Rasanya seperti aku benar-benar kehilangan Jungkook dengan mata menyala dan rahangnya mengeras saat memukul Jimin tanpa ampun, saat seperti aku benar-benar tidak mengenal Jungkook dari matanya. Tapi yang sekarang menatapku hanyalah sebuah sorot teduh layaknya seekor kelinci yang menanti sebuah wortel untuk makanannya. Duality yang sempurna.

Jungkook beringsut membalik atensinya pada jalanan setelah mendapatiku mulai bernafas dengan baik. Nafasku harusnya sudah kembali normal untuk seterusnya, tapi nyatanya tidak. Semua ketenangan itu tidak bertahan lama, terlebih setelah melihat Jungkook mulai memfokuskan semua atensinya pada jalanan sepi yang melolong hening disetiap inchinya.
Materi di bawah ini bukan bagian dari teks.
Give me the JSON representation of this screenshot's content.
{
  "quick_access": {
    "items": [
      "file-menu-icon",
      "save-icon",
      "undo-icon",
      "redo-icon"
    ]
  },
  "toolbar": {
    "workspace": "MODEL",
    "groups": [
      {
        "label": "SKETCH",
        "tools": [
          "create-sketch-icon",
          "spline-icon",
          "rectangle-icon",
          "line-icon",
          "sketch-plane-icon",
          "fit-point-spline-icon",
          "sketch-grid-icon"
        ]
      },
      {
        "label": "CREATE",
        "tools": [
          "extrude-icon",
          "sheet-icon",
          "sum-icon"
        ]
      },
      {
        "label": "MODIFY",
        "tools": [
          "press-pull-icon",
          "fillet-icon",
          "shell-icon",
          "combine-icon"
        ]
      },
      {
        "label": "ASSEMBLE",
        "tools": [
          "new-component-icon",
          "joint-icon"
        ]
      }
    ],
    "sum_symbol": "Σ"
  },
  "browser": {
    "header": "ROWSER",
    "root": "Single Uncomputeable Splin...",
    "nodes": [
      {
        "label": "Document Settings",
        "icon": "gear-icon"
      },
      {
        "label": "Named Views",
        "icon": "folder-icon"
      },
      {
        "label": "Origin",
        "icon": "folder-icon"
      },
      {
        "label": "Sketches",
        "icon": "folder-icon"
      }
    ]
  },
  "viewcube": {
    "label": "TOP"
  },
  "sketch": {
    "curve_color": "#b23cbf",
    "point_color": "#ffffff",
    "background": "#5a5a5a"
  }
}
Menawarkan sebuah gesekan panas antara aspal dan ban karet yang memutar pada poros dengan kecepatan maksimum.

Kurasa Jungkook bukanlah pria dengan isi kepala 17 tahun sama dengan umurnya. Melainkan Jungkook adalah pria dengan paras inosen tapi dengan isi kepala yang bahkan lebih dewasa dariku.

Lupakanlah saat Jungkook mulai melirik mobil hitam disampingnya dengan tatapan sinis dan berubah menjadi ejekan seolah dirinya yakin akan menyabet garis finish pertama kali. Harusnya aku ragu pada kepercayaan dirinya, tapi melihatnya begitu yakin, aku pikir aku juga harus percaya padanya. Pun karena aku harus percaya padanya jika aku ingin selamat dan masih ingin melihat hari esok.
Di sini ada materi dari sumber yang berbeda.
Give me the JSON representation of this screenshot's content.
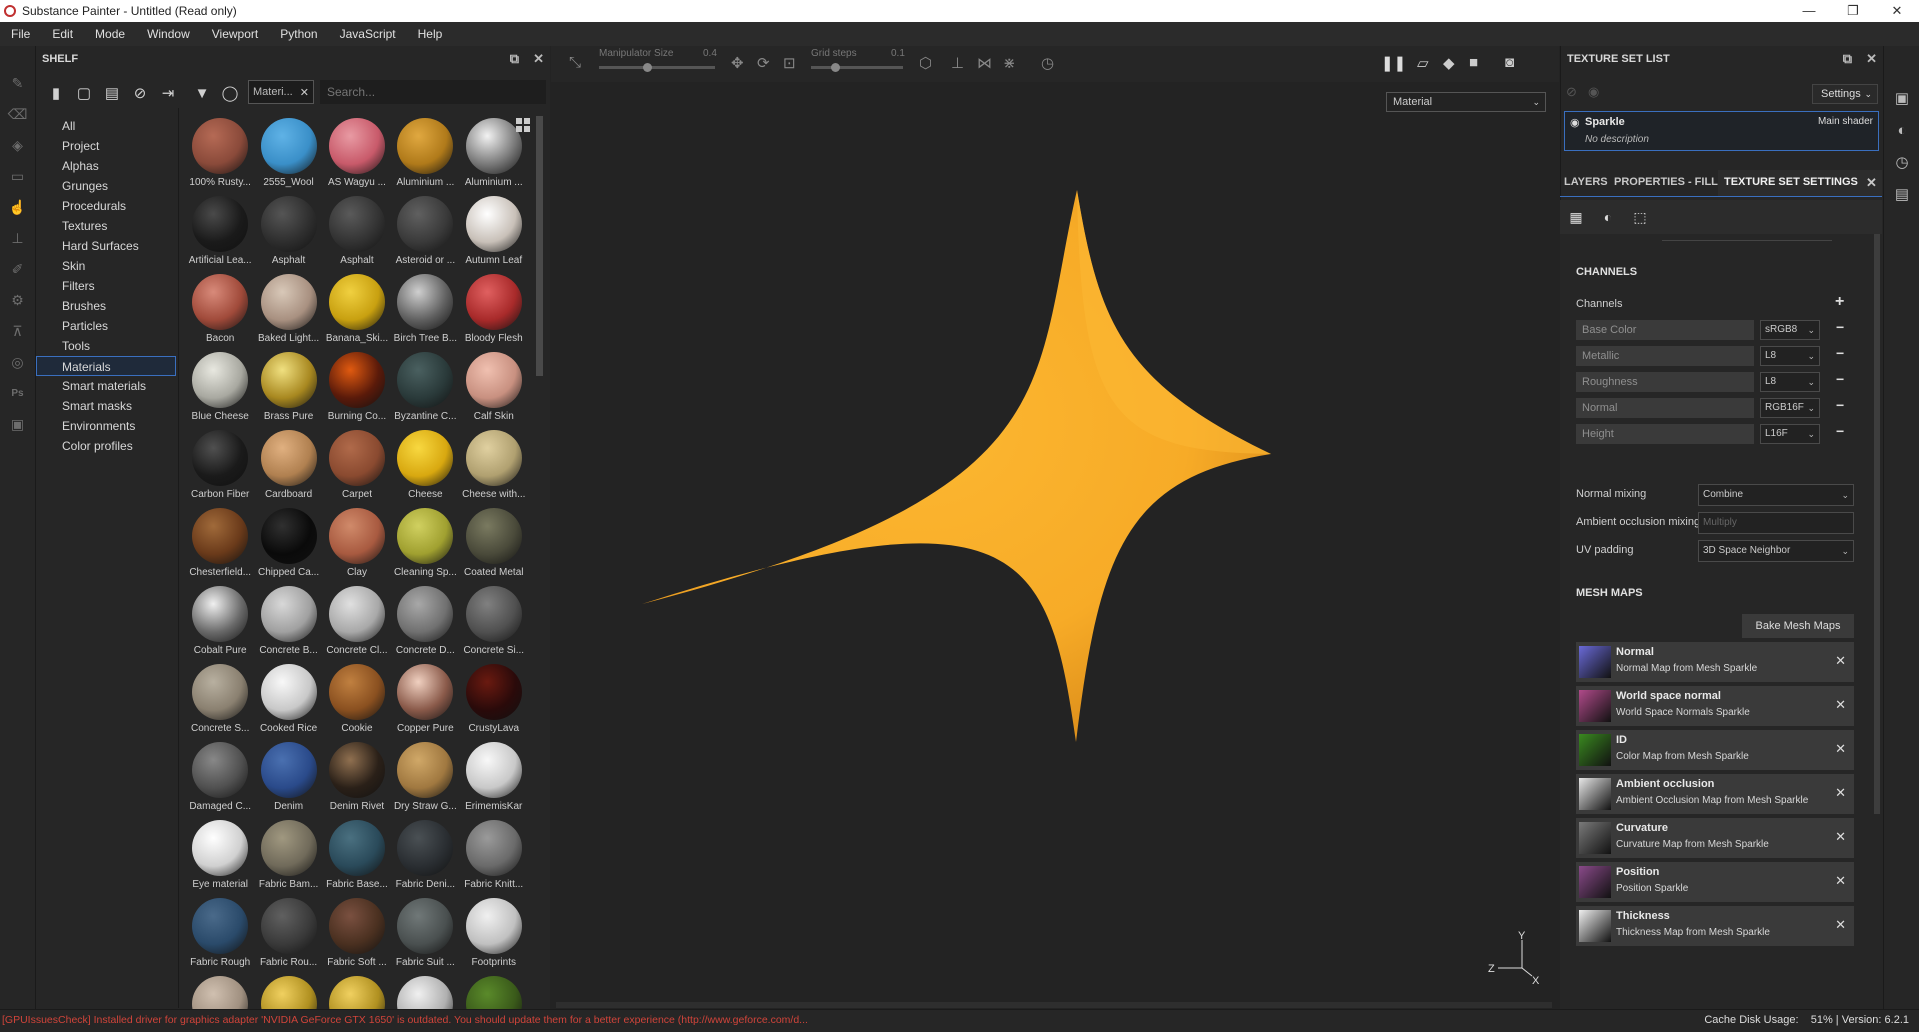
{
  "window": {
    "title": "Substance Painter - Untitled (Read only)",
    "controls": [
      "—",
      "❐",
      "✕"
    ]
  },
  "menu": [
    "File",
    "Edit",
    "Mode",
    "Window",
    "Viewport",
    "Python",
    "JavaScript",
    "Help"
  ],
  "shelf": {
    "title": "SHELF",
    "filter_chip": "Materi...",
    "search_placeholder": "Search...",
    "categories": [
      "All",
      "Project",
      "Alphas",
      "Grunges",
      "Procedurals",
      "Textures",
      "Hard Surfaces",
      "Skin",
      "Filters",
      "Brushes",
      "Particles",
      "Tools",
      "Materials",
      "Smart materials",
      "Smart masks",
      "Environments",
      "Color profiles"
    ],
    "selected_category": "Materials",
    "materials": [
      {
        "name": "100% Rusty...",
        "color": "#8a4a3a",
        "hi": "#b56a55"
      },
      {
        "name": "2555_Wool",
        "color": "#3a8fc8",
        "hi": "#5fb2e6"
      },
      {
        "name": "AS Wagyu ...",
        "color": "#c85a6a",
        "hi": "#e89aa3"
      },
      {
        "name": "Aluminium ...",
        "color": "#b07a1a",
        "hi": "#e0a840"
      },
      {
        "name": "Aluminium ...",
        "color": "#7a7a7a",
        "hi": "#f2f2f2"
      },
      {
        "name": "Artificial Lea...",
        "color": "#1a1a1a",
        "hi": "#4a4a4a"
      },
      {
        "name": "Asphalt",
        "color": "#2e2e2e",
        "hi": "#555555"
      },
      {
        "name": "Asphalt",
        "color": "#333333",
        "hi": "#5a5a5a"
      },
      {
        "name": "Asteroid or ...",
        "color": "#3a3a3a",
        "hi": "#606060"
      },
      {
        "name": "Autumn Leaf",
        "color": "#c8c0b8",
        "hi": "#ffffff"
      },
      {
        "name": "Bacon",
        "color": "#a04a3a",
        "hi": "#d88a7a"
      },
      {
        "name": "Baked Light...",
        "color": "#a89080",
        "hi": "#d8c8b8"
      },
      {
        "name": "Banana_Ski...",
        "color": "#c8a010",
        "hi": "#f0d040"
      },
      {
        "name": "Birch Tree B...",
        "color": "#606060",
        "hi": "#cfcfcf"
      },
      {
        "name": "Bloody Flesh",
        "color": "#a82a2a",
        "hi": "#e06060"
      },
      {
        "name": "Blue Cheese",
        "color": "#a8a8a0",
        "hi": "#e8e8e0"
      },
      {
        "name": "Brass Pure",
        "color": "#a88820",
        "hi": "#f0e080"
      },
      {
        "name": "Burning Co...",
        "color": "#5a1a0a",
        "hi": "#e05a10"
      },
      {
        "name": "Byzantine C...",
        "color": "#2a3a3a",
        "hi": "#4a6060"
      },
      {
        "name": "Calf Skin",
        "color": "#c89080",
        "hi": "#f0c0b0"
      },
      {
        "name": "Carbon Fiber",
        "color": "#1a1a1a",
        "hi": "#505050"
      },
      {
        "name": "Cardboard",
        "color": "#b08050",
        "hi": "#e0b080"
      },
      {
        "name": "Carpet",
        "color": "#8a4a30",
        "hi": "#b06a4a"
      },
      {
        "name": "Cheese",
        "color": "#d8a810",
        "hi": "#f8d840"
      },
      {
        "name": "Cheese with...",
        "color": "#b0a070",
        "hi": "#e0d0a0"
      },
      {
        "name": "Chesterfield...",
        "color": "#6a3a1a",
        "hi": "#a06a3a"
      },
      {
        "name": "Chipped Ca...",
        "color": "#0a0a0a",
        "hi": "#303030"
      },
      {
        "name": "Clay",
        "color": "#a85a40",
        "hi": "#d08a6a"
      },
      {
        "name": "Cleaning Sp...",
        "color": "#a0a030",
        "hi": "#d0d060"
      },
      {
        "name": "Coated Metal",
        "color": "#4a4a3a",
        "hi": "#7a7a60"
      },
      {
        "name": "Cobalt Pure",
        "color": "#6a6a6a",
        "hi": "#f0f0f0"
      },
      {
        "name": "Concrete B...",
        "color": "#a0a0a0",
        "hi": "#d8d8d8"
      },
      {
        "name": "Concrete Cl...",
        "color": "#a8a8a8",
        "hi": "#e0e0e0"
      },
      {
        "name": "Concrete D...",
        "color": "#707070",
        "hi": "#a8a8a8"
      },
      {
        "name": "Concrete Si...",
        "color": "#505050",
        "hi": "#808080"
      },
      {
        "name": "Concrete S...",
        "color": "#8a8070",
        "hi": "#b8b0a0"
      },
      {
        "name": "Cooked Rice",
        "color": "#c8c8c8",
        "hi": "#f8f8f8"
      },
      {
        "name": "Cookie",
        "color": "#8a5020",
        "hi": "#c08040"
      },
      {
        "name": "Copper Pure",
        "color": "#8a5a4a",
        "hi": "#f0d0c0"
      },
      {
        "name": "CrustyLava",
        "color": "#2a0a0a",
        "hi": "#6a1a10"
      },
      {
        "name": "Damaged C...",
        "color": "#505050",
        "hi": "#888888"
      },
      {
        "name": "Denim",
        "color": "#2a4a8a",
        "hi": "#4a70b0"
      },
      {
        "name": "Denim Rivet",
        "color": "#2a2018",
        "hi": "#907050"
      },
      {
        "name": "Dry Straw G...",
        "color": "#a07840",
        "hi": "#d0a868"
      },
      {
        "name": "ErimemisKar",
        "color": "#c8c8c8",
        "hi": "#f8f8f8"
      },
      {
        "name": "Eye material",
        "color": "#d0d0d0",
        "hi": "#ffffff"
      },
      {
        "name": "Fabric Bam...",
        "color": "#706a5a",
        "hi": "#a09880"
      },
      {
        "name": "Fabric Base...",
        "color": "#2a4a5a",
        "hi": "#4a7080"
      },
      {
        "name": "Fabric Deni...",
        "color": "#2a2e32",
        "hi": "#4a5054"
      },
      {
        "name": "Fabric Knitt...",
        "color": "#6a6a6a",
        "hi": "#9a9a9a"
      },
      {
        "name": "Fabric Rough",
        "color": "#2a4a6a",
        "hi": "#4a6a8a"
      },
      {
        "name": "Fabric Rou...",
        "color": "#3a3a3a",
        "hi": "#606060"
      },
      {
        "name": "Fabric Soft ...",
        "color": "#4a3020",
        "hi": "#7a5040"
      },
      {
        "name": "Fabric Suit ...",
        "color": "#4a5050",
        "hi": "#707878"
      },
      {
        "name": "Footprints",
        "color": "#c0c0c0",
        "hi": "#f0f0f0"
      },
      {
        "name": "",
        "color": "#a09080",
        "hi": "#d0c0b0"
      },
      {
        "name": "",
        "color": "#b09020",
        "hi": "#f0d060"
      },
      {
        "name": "",
        "color": "#b09020",
        "hi": "#f0d060"
      },
      {
        "name": "",
        "color": "#b0b0b0",
        "hi": "#f0f0f0"
      },
      {
        "name": "",
        "color": "#3a5a1a",
        "hi": "#5a8a2a"
      }
    ]
  },
  "viewport": {
    "manipulator_label": "Manipulator Size",
    "manipulator_value": "0.4",
    "grid_label": "Grid steps",
    "grid_value": "0.1",
    "material_mode": "Material",
    "object_color": "#f7ae29",
    "axis": {
      "y": "Y",
      "z": "Z",
      "x": "X"
    }
  },
  "texture_set_list": {
    "title": "TEXTURE SET LIST",
    "settings_button": "Settings",
    "item_name": "Sparkle",
    "item_shader": "Main shader",
    "item_desc": "No description"
  },
  "tabs": {
    "layers": "LAYERS",
    "properties": "PROPERTIES - FILL",
    "texture_set_settings": "TEXTURE SET SETTINGS"
  },
  "channels": {
    "header": "CHANNELS",
    "label": "Channels",
    "rows": [
      {
        "name": "Base Color",
        "format": "sRGB8"
      },
      {
        "name": "Metallic",
        "format": "L8"
      },
      {
        "name": "Roughness",
        "format": "L8"
      },
      {
        "name": "Normal",
        "format": "RGB16F"
      },
      {
        "name": "Height",
        "format": "L16F"
      }
    ],
    "normal_mixing_label": "Normal mixing",
    "normal_mixing_value": "Combine",
    "ao_mixing_label": "Ambient occlusion mixing",
    "ao_mixing_value": "Multiply",
    "uv_padding_label": "UV padding",
    "uv_padding_value": "3D Space Neighbor"
  },
  "mesh_maps": {
    "header": "MESH MAPS",
    "bake_button": "Bake Mesh Maps",
    "items": [
      {
        "title": "Normal",
        "subtitle": "Normal Map from Mesh Sparkle",
        "thumb": "#6a6ad8"
      },
      {
        "title": "World space normal",
        "subtitle": "World Space Normals Sparkle",
        "thumb": "#b04a8a"
      },
      {
        "title": "ID",
        "subtitle": "Color Map from Mesh Sparkle",
        "thumb": "#3a8a20"
      },
      {
        "title": "Ambient occlusion",
        "subtitle": "Ambient Occlusion Map from Mesh Sparkle",
        "thumb": "#e8e8e8"
      },
      {
        "title": "Curvature",
        "subtitle": "Curvature Map from Mesh Sparkle",
        "thumb": "#7a7a7a"
      },
      {
        "title": "Position",
        "subtitle": "Position Sparkle",
        "thumb": "#8a4a8a"
      },
      {
        "title": "Thickness",
        "subtitle": "Thickness Map from Mesh Sparkle",
        "thumb": "#f0f0f0"
      }
    ]
  },
  "status": {
    "message": "[GPUIssuesCheck] Installed driver for graphics adapter 'NVIDIA GeForce GTX 1650' is outdated. You should update them for a better experience (http://www.geforce.com/d...",
    "right": "Cache Disk Usage:    51% | Version: 6.2.1"
  }
}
Aku sampai heran dan hampir tak percaya dengan perangai Jungkook yang kelewat tenang, berbanding terbalik dengan telapak kakinya yang berkali-kali menekan untuk mencipta deru mesin lebih kuat. Sedangkan aku? Jantungku rasanya sudah seperti dibelenggu tanpa diijinkan berdetak. Seperti bernafas secara normal saja aku harus bersusah payah. Apalagi setelah wanita seksi itu mengibarkan bendera dan seketika membuat Jungkook reflek menginjak pedal gas nya dengan tidak santai.

Segera aku meremat piyamaku sendiri, meremas paha sendiri hingga aku merasakan sakit karena terlalu kuat. Aku memejam, takut. Sepertinya akan terlalu gila jika aku nekat membuka mata dengan mobil kecepatan setan seperti ini. Tidak peduli dengan seperti apa rupaku saat menahan ketakutan seperti itu. Entah memerah seperti kepiting rebus, atau akan berwarna merah hitam karena jantungku berhenti berdetak. Persetan! Aku tidak lagi peduli.

Ingin segera memarahi, aku malah mengomel panjang lebar pada pria yang malah terlihat sangat menikmati kecepatan diatas 100cc itu. Sama sekali aku tidak mendengar desisan atau iringan gumam yang menyatakan bahwa pria itu merasa takut. Tidak sama sekali. Malahan aku bisa mendengarnya tertawa kecil, terkekeh gemas entah karena apa.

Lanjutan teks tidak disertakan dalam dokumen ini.